Is there a Great American Novella? It’s hard to read Lucy and not be convinced that there should be. In Lucy, our narrator leaves the West Indies for North America, searching for something – for anything – else. But despite having travelled thousands of miles, her own struggles are reflected all around her, whether in the family she works for or the people she sees on the frigid, bright streets. Kincaid’s spare, precise prose is the perfect vehicle for our protagonist’s dawning realisation that can never truly escape the influence of her homeland, no matter where she goes.

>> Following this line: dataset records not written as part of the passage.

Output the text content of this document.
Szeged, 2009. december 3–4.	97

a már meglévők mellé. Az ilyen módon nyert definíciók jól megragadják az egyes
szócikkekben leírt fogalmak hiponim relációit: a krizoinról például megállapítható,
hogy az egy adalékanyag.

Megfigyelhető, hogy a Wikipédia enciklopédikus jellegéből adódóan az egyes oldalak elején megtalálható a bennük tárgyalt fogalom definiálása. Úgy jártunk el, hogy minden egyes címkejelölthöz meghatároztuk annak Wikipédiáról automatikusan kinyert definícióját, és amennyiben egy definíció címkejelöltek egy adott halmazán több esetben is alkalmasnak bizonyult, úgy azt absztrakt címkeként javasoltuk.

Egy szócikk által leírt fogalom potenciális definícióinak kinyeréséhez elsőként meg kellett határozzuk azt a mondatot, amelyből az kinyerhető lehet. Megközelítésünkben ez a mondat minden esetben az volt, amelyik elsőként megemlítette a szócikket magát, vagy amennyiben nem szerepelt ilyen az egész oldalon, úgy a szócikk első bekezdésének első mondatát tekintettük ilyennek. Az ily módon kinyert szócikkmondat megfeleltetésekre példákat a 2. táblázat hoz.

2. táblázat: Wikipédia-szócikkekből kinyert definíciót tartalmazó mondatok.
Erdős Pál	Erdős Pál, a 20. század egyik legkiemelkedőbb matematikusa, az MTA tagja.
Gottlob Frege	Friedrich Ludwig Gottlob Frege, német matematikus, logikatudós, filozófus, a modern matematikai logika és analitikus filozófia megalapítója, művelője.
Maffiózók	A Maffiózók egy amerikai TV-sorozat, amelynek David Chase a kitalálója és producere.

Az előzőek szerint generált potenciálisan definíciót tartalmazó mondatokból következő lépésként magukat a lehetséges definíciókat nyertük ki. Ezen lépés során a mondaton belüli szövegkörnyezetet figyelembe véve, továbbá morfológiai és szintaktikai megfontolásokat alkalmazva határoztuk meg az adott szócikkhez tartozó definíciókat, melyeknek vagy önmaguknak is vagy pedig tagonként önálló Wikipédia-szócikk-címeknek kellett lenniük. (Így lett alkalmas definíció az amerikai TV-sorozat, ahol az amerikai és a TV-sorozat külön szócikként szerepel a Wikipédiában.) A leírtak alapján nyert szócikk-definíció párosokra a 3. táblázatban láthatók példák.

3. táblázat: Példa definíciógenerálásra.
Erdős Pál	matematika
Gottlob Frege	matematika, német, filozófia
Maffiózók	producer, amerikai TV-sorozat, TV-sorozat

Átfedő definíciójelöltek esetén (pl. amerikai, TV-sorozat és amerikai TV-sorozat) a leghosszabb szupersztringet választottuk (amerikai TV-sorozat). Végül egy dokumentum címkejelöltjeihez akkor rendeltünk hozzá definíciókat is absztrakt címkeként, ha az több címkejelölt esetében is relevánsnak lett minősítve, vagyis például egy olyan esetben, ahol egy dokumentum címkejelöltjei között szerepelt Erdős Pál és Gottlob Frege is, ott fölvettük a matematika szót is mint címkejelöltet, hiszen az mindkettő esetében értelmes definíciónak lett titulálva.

(Read more in this guide to Jamaica Kinkaid's books.)

Beloved

by Toni Morrison

Book cover for Beloved

Threading together folklore, intergenerational trauma and black motherhood, Morrison tells the story Sethe, a former slave, who is being haunted by the ghost of her dead daugher, Beloved. The novel presents the horrors of slavery as a waking nightmare, as a demonic spirit, as the spectre of a past that cannot leave the present alone. It’s the kind of book that won’t let you forget.

Suttree

Book cover for Suttree

Cormac McCarthy might seem a strange inclusion for this list. After all, he’s probably one of America’s most acclaimed writers, and Blood Meridian is often spoken of as a canonical Great American Novel. But in comparison Suttree, his fourth book, never seems to get the adulation it deserves. It’s a strange, melancholy book, beautiful and violent in equal measure. But what makes it deserve its GAN status is the way its forefathers – Huck Finn; Absalom, Absalom!; Walden – wind through the novel like the Tennessee River on which our protagonist lives.

(You can find out more in our guide to the work of Cormac McCarthy.)

There, There

by Tommy Orange

Book cover for There, There

In There, There, Tommy Orange offers an unshrinking and resolute examination of what it means to be both American and Native American. A mixture of non-fiction and fiction, vignette and narrative, the novel moves between ever-shifting perspectives, characters and identities. it is unrelentingly ambitious, both in its scope and in its unpicking of the ramifications of centuries of colonial violence.

Play It As It Lays

by Joan Didion

Book cover for Play It As It Lays

It isn’t any surprise that Play It As It Lays is not touted as a GAN. Most of its 224 pages are only half-used, fragments of text tumbling across the blank surface like ice cubes in a whisky glass. But what marks Play It As It Lays as a Great American Novel is its ability to understand the void that lies at the heart of the American dream, behind the glamour and the parties and lights in the Hollywood hills. “I know what “nothing” means, and keep on playing,” our protagonist tells us in the book’s last line.